2016 was geen makkelijk jaar. Hoe hebben de Vlaamse landbouwvrouwen dat ervaren?

“Het afgelopen jaar zullen wij inderdaad niet vlug vergeten. Eerst teveel water in het voorjaar en daarna een te droge zomer, waardoor veel veldvruchten het hard te verduren kregen. Op ons eigen bedrijf zijn de vissen achtergebleven in het grasland toen het water van de IJzer terug was naar zijn bedding. De eerste snede hooi was volledig verloren.”

“Op alle bedrijven brachten die extreme weersomstandigheden extra werk met zich mee. Veel dames zijn nu nog de documenten aan het verzamelen om de schadedossiers rond te krijgen. Als je het al moeilijk hebt, dan kan een rampenjaar zoals 2016 een druppel zijn die de emmer doet overlopen.”

“Ons inkomen groeit op het veld of in de stal, op voorwaarde dat er geen rampen of tegenslagen tussenkomen en als onze afnemers ons een eerlijke prijs willen geven voor alle inspanningen die wij moeten leveren. Daar wringt vaak het schoentje.”

Hoe denkt u dat de situatie van de landbouwers zal evolueren?

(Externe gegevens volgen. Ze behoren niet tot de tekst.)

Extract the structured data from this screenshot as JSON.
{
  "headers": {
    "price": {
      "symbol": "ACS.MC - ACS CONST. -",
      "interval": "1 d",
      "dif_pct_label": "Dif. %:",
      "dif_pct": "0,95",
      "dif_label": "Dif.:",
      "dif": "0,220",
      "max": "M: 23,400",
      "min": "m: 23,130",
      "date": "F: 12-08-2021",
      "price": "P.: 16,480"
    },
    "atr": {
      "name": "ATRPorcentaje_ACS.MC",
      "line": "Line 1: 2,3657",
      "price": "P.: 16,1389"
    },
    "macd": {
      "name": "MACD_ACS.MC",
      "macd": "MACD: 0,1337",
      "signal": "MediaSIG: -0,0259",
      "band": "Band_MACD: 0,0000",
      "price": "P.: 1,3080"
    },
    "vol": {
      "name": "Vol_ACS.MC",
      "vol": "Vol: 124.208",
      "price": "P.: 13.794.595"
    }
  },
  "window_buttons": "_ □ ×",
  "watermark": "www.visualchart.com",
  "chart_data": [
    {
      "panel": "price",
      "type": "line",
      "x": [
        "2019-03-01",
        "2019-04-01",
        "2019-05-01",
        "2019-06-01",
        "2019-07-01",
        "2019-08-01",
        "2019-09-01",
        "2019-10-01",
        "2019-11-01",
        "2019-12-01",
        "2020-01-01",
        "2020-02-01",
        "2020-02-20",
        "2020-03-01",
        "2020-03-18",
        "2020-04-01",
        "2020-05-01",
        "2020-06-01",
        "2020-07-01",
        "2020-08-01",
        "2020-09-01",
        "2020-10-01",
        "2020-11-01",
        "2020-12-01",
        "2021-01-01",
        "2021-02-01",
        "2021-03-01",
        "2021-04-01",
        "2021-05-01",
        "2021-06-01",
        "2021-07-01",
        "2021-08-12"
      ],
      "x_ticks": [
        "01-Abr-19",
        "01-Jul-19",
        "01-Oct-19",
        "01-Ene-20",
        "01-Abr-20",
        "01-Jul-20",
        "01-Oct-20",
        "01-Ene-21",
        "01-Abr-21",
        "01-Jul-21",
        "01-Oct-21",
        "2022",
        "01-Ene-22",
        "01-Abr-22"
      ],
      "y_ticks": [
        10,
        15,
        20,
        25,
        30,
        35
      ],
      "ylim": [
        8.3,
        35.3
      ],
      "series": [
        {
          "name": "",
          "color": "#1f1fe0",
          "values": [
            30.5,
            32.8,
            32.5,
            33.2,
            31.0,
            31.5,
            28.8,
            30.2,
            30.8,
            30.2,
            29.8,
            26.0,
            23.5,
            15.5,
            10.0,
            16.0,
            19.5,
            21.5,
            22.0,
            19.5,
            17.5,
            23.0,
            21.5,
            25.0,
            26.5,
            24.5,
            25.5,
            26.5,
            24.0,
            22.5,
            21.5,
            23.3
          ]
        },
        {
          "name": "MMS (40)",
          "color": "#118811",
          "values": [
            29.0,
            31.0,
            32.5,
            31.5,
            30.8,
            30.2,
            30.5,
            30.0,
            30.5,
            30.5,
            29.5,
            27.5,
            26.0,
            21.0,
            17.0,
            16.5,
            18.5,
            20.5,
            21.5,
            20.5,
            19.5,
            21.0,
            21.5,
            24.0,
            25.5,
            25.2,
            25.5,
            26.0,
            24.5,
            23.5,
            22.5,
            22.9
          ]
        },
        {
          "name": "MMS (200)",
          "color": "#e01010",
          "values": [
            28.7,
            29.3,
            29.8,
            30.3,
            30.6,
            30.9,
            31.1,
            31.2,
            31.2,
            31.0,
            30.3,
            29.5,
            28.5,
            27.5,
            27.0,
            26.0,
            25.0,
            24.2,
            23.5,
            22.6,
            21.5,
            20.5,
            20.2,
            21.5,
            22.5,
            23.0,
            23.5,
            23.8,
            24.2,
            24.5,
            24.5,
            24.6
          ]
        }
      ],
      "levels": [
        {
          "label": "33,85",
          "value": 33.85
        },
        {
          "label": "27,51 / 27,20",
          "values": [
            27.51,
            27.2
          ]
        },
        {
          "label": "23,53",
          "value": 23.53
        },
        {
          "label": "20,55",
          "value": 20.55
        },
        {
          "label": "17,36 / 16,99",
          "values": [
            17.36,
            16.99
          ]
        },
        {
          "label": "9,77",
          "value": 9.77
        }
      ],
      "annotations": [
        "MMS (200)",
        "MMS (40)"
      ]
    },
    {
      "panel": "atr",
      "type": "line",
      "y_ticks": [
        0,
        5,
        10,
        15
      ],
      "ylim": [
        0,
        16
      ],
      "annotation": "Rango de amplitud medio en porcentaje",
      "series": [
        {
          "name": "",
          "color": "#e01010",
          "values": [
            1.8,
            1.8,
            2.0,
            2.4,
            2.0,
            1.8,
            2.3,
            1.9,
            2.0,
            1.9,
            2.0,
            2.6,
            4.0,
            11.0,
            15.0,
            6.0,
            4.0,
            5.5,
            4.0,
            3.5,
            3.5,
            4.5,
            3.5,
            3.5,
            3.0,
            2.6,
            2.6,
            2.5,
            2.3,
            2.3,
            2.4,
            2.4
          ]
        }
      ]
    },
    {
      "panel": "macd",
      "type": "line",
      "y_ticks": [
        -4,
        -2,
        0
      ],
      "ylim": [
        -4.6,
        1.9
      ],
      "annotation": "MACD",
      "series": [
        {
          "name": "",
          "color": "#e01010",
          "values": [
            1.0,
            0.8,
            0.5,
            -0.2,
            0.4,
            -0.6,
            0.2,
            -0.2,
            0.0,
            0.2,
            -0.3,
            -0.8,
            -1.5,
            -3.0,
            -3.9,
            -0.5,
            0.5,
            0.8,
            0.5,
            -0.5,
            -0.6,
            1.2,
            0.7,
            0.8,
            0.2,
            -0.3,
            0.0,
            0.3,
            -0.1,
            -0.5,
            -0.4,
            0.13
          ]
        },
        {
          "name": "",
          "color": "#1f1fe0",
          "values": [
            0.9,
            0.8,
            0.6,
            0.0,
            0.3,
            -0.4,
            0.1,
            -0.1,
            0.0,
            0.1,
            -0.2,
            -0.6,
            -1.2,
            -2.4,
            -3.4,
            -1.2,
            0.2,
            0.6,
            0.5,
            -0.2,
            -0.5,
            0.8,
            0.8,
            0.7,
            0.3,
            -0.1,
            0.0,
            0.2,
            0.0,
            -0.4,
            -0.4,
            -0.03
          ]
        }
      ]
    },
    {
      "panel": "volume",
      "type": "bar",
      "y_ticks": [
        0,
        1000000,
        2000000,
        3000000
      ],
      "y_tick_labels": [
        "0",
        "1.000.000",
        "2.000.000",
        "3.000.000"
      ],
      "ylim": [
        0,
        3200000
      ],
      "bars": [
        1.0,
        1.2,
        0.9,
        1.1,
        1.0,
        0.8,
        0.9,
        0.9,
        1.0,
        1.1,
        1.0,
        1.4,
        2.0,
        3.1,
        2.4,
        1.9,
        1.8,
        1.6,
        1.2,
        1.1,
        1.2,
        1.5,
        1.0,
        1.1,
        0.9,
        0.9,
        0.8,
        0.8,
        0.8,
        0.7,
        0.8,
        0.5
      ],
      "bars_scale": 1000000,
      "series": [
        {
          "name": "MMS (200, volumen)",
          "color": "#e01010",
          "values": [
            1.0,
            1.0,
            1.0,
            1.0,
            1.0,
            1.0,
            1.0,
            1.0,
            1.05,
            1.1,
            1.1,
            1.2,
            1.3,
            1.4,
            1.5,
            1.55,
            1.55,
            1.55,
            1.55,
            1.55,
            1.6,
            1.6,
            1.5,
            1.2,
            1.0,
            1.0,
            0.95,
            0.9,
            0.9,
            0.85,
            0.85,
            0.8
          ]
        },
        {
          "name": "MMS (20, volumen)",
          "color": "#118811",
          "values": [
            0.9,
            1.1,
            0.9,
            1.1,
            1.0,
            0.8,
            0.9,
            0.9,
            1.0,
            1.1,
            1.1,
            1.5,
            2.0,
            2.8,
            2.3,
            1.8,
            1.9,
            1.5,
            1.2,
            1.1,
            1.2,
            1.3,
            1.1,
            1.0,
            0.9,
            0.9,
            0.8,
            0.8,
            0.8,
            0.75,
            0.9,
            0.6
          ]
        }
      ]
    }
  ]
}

“De landbouw hangt meer en meer af van de Europese en van de wereldmarkt. Ik zie daar de eerstkomende jaren nog niet onmiddellijk veel verandering in komen. Binnen een tiental jaar zal het aantal landbouwersfamilies gehalveerd worden, gewoon door het feit dat landbouwers ouder worden en dat er minder opvolgers klaarstaan om over te nemen. Nu zijn ongeveer de helft van onze land- en tuinbouwers vijftigplussers.”

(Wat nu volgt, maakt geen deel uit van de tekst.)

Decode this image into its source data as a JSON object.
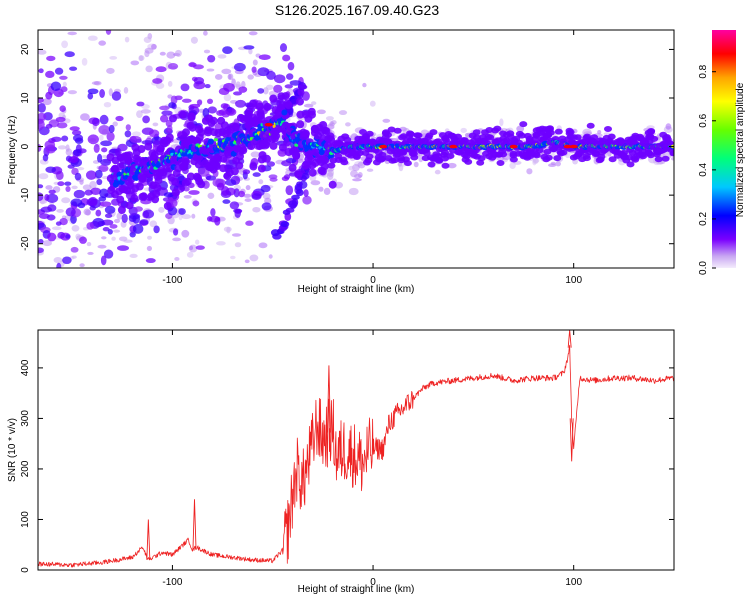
{
  "title": "S126.2025.167.09.40.G23",
  "chart_data": [
    {
      "type": "heatmap",
      "xlabel": "Height of straight line (km)",
      "ylabel": "Frequency (Hz)",
      "xlim": [
        -167,
        150
      ],
      "ylim": [
        -25,
        24
      ],
      "x_ticks": [
        -100,
        0,
        100
      ],
      "y_ticks": [
        -20,
        -10,
        0,
        10,
        20
      ],
      "grid": false,
      "colorbar": {
        "label": "Normalized spectral amplitude",
        "range": [
          0,
          0.97
        ],
        "ticks": [
          "0.0",
          "0.2",
          "0.4",
          "0.6",
          "0.8"
        ],
        "colormap": [
          "#e8d6f8",
          "#7a00ff",
          "#0000ff",
          "#00c8ff",
          "#00ff7a",
          "#66ff00",
          "#ffff00",
          "#ffa500",
          "#ff0000",
          "#ff00a0"
        ]
      },
      "ridge": [
        {
          "x": -130,
          "y": -7,
          "amp": 0.45
        },
        {
          "x": -120,
          "y": -5,
          "amp": 0.5
        },
        {
          "x": -110,
          "y": -4,
          "amp": 0.55
        },
        {
          "x": -100,
          "y": -2,
          "amp": 0.55
        },
        {
          "x": -90,
          "y": -1,
          "amp": 0.55
        },
        {
          "x": -80,
          "y": 0,
          "amp": 0.6
        },
        {
          "x": -70,
          "y": 1,
          "amp": 0.65
        },
        {
          "x": -60,
          "y": 2,
          "amp": 0.7
        },
        {
          "x": -50,
          "y": 4,
          "amp": 0.75
        },
        {
          "x": -45,
          "y": 5,
          "amp": 0.6
        },
        {
          "x": -40,
          "y": 2,
          "amp": 0.45
        },
        {
          "x": -30,
          "y": 0,
          "amp": 0.5
        },
        {
          "x": -20,
          "y": -1,
          "amp": 0.55
        },
        {
          "x": -10,
          "y": 0,
          "amp": 0.6
        },
        {
          "x": 0,
          "y": 0,
          "amp": 0.65
        },
        {
          "x": 20,
          "y": 0,
          "amp": 0.7
        },
        {
          "x": 40,
          "y": 0,
          "amp": 0.8
        },
        {
          "x": 60,
          "y": 0,
          "amp": 0.75
        },
        {
          "x": 80,
          "y": 0,
          "amp": 0.75
        },
        {
          "x": 90,
          "y": 1,
          "amp": 0.6
        },
        {
          "x": 100,
          "y": 0,
          "amp": 0.95
        },
        {
          "x": 120,
          "y": 0,
          "amp": 0.7
        },
        {
          "x": 150,
          "y": 0,
          "amp": 0.65
        }
      ],
      "branches": [
        {
          "x": [
            -48,
            -44,
            -40,
            -37,
            -35
          ],
          "y": [
            4,
            7,
            9,
            11,
            12
          ]
        },
        {
          "x": [
            -48,
            -44,
            -40,
            -35,
            -30
          ],
          "y": [
            -19,
            -16,
            -12,
            -7,
            -3
          ]
        }
      ]
    },
    {
      "type": "line",
      "xlabel": "Height of straight line (km)",
      "ylabel": "SNR (10 * v/v)",
      "xlim": [
        -167,
        150
      ],
      "ylim": [
        0,
        475
      ],
      "x_ticks": [
        -100,
        0,
        100
      ],
      "y_ticks": [
        0,
        100,
        200,
        300,
        400
      ],
      "grid": false,
      "color": "#ee2222",
      "series": [
        {
          "x": [
            -167,
            -150,
            -135,
            -120,
            -115,
            -112,
            -105,
            -100,
            -92,
            -90,
            -88,
            -80,
            -70,
            -60,
            -50,
            -45,
            -42,
            -40,
            -38,
            -35,
            -30,
            -28,
            -25,
            -20,
            -18,
            -15,
            -10,
            -5,
            -3,
            0,
            5,
            8,
            10,
            15,
            20,
            25,
            30,
            40,
            50,
            60,
            70,
            80,
            90,
            95,
            97,
            98,
            99,
            100,
            103,
            110,
            120,
            130,
            140,
            150
          ],
          "y": [
            12,
            10,
            15,
            25,
            45,
            20,
            35,
            30,
            60,
            40,
            45,
            30,
            25,
            20,
            18,
            40,
            90,
            150,
            200,
            170,
            250,
            290,
            260,
            280,
            220,
            240,
            230,
            210,
            230,
            240,
            240,
            290,
            300,
            320,
            340,
            360,
            370,
            375,
            380,
            385,
            375,
            380,
            380,
            390,
            420,
            440,
            300,
            240,
            380,
            375,
            380,
            380,
            375,
            380
          ]
        }
      ],
      "annotations": [
        {
          "x": -112,
          "y": 100
        },
        {
          "x": -89,
          "y": 140
        },
        {
          "x": -22,
          "y": 405
        },
        {
          "x": 98,
          "y": 475
        },
        {
          "x": 99,
          "y": 215
        }
      ]
    }
  ]
}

“Je moet vandaag doen waar je sterk in bent, en niet wakker liggen van wat je niet kan”, vindt Lut Bellegeer.
“Je moet vandaag doen waar je sterk in bent, en niet wakker liggen van wat je niet kan”, vindt Lut Bellegeer.

“We zullen op termijn twee bewegingen zien. Ten eerste zullen groeiende bedrijven steeds meer gebruik maken van nieuwe technieken en precisielandbouw. Die grote bedrijven zullen ervoor zorgen dat onze voedselvoorziening gewaarborgd blijft, ook al verdwijnt de helft van onze landbouwbevolking. Landbouw evolueert mee met de tijdsgeest.”

En de andere beweging?

“Er zullen ook bedrijven zijn die krimpen. Voor een goed gelegen hoeve behoort hoeveverkoop of toerisme tot de mogelijkheden. Anderen zullen boer worden in bijberoep of een hobbyboerderij overhouden aan het bedrijf van hun ouders. Het is vooral belangrijk dat mensen zich niet laten leiden door de mooie verhalen van anderen maar dat ze hun eigen mogelijkheden juist inschatten. Het is een rekbare stiel, je kan er alle kanten mee uit, zodat je doet wat je graag doet.”

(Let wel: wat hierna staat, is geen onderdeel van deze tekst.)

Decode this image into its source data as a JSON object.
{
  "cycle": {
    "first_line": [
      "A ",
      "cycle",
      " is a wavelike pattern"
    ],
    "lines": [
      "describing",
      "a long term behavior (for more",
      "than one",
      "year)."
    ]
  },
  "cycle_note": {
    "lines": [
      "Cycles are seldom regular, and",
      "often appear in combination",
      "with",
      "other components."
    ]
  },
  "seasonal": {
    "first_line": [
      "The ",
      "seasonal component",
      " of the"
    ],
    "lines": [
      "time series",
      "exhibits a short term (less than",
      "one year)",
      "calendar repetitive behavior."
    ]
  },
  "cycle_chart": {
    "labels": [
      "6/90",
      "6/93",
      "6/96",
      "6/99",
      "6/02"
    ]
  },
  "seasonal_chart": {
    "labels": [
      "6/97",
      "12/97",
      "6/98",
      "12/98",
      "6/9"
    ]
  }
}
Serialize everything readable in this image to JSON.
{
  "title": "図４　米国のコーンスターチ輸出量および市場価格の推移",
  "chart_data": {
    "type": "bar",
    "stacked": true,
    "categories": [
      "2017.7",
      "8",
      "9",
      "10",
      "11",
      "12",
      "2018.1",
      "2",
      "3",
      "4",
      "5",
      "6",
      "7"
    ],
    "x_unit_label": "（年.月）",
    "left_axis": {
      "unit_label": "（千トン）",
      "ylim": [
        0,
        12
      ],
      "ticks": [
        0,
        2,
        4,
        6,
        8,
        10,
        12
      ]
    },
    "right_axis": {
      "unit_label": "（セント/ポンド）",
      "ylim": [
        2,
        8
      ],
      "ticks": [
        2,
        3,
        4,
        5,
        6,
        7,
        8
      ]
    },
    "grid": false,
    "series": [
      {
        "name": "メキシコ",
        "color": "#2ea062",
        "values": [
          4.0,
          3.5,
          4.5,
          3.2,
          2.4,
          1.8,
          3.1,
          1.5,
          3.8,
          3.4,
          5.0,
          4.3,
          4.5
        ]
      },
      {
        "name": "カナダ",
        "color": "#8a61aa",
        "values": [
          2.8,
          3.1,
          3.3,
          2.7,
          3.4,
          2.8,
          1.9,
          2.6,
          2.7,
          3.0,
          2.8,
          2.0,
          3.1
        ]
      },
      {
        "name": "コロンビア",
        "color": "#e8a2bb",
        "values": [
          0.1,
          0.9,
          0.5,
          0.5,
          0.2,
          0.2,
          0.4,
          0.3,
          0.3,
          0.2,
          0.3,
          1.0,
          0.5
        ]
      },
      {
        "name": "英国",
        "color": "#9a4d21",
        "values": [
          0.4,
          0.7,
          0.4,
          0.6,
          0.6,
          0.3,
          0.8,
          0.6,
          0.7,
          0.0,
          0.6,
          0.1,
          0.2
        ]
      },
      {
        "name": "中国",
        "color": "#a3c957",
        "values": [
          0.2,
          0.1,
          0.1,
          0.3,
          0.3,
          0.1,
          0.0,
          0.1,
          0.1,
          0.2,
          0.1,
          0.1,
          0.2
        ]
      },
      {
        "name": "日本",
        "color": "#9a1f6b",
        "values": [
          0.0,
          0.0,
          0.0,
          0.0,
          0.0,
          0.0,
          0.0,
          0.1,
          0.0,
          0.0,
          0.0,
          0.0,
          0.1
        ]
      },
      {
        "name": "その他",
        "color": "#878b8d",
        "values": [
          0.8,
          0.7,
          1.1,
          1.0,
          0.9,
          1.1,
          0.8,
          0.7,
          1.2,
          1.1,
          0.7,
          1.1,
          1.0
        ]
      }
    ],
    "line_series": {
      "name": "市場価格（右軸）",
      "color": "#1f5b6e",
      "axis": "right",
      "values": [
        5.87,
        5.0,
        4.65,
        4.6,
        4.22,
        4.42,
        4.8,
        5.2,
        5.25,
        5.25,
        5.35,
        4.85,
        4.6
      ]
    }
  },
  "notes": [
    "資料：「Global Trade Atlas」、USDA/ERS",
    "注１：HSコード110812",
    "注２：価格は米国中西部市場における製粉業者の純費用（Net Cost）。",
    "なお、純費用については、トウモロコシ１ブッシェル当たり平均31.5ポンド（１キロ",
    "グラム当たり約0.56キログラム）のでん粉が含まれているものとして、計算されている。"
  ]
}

“We zullen de banden met de consument kunnen aanhalen en ook financiële waardering putten uit de korte keten en de rechtstreekse verkoop van voeding, de romantiek van het buitenleven of de gezelligheid en de rust van het boerenlandschap.”

Wat draagt uw voorkeur weg?

“Bij ons is dat niet aan de orde. Mijn man en ik hebben geen opvolgers. We investeren niet meer. We zullen ons bedrijf, onze grond overhouden, en dat is ons pensioen. Geen enkele van onze vier dochters is zelf de boerenstiel ingegaan. Wat er met alle boerderijen die de eerste tien jaar op die manier zullen vrijkomen zal gebeuren weet ik niet. Daar zal de landbouw verder naar kleinschalig evolueren.”

“Het is de manier van leven die veel mensen uit boerenfamilies blijft aanspreken. Voor een stuk is het ook nostalgie. 100 jaar geleden had iedereen 3 hectare grond, een koe en een varken. Misschien is hobbyboeren een manier om een generatie over te springen? Als ik zo kijk naar het speelgoed van onze kleinzoon: ik ken geen boer die zoveel tractors heeft!”

Welke evoluties zag u tussen nu en 30 jaar geleden?

“De grootste veranderingen zijn de verdere mechanisatie en digitalisering van de landbouw geweest. Wie had gedacht dat de mestbank via de GPS elk mesttransport zou volgen? Of dat satellieten ons zouden vertellen hoe groot onze percelen zijn? De computer die onze melkmachine stuurt en onze brievenbus vervangt, dat we van thuis uit bankieren, onze verzamelaanvraag indienen en onze btw-papieren invullen en nog zoveel meer.”

“Persoonlijk vind ik het hallucinant dat men meer zorg besteedt aan het volgen van een mesttransport dan aan het volgen van de routes van nucleair afval. De gevolgen van een ongeval met mest zijn anders dan met atoomafval, misschien zit de geur er voor iets tussen? Mensen zijn vervreemd van de natuur en van zijn geuren.”

Wat is er anders uitgedraaid dan u had verwacht?

“Wat mij aangenaam verrast heeft is dat vrouwen stilaan hun plaats innemen in de hele landbouwsector. De KI-veearts, de boekhouder van de veevoederfirma, de zelfstandige landbouwer, het zijn niet altijd mannen. De vrouwen in de landbouw zijn er altijd geweest, als helpende hand of onzichtbaar op de achtergrond. Maar nu kom je ze overal tegen, en ze staan hun mannetje, ook op de tractor en in de stallen.”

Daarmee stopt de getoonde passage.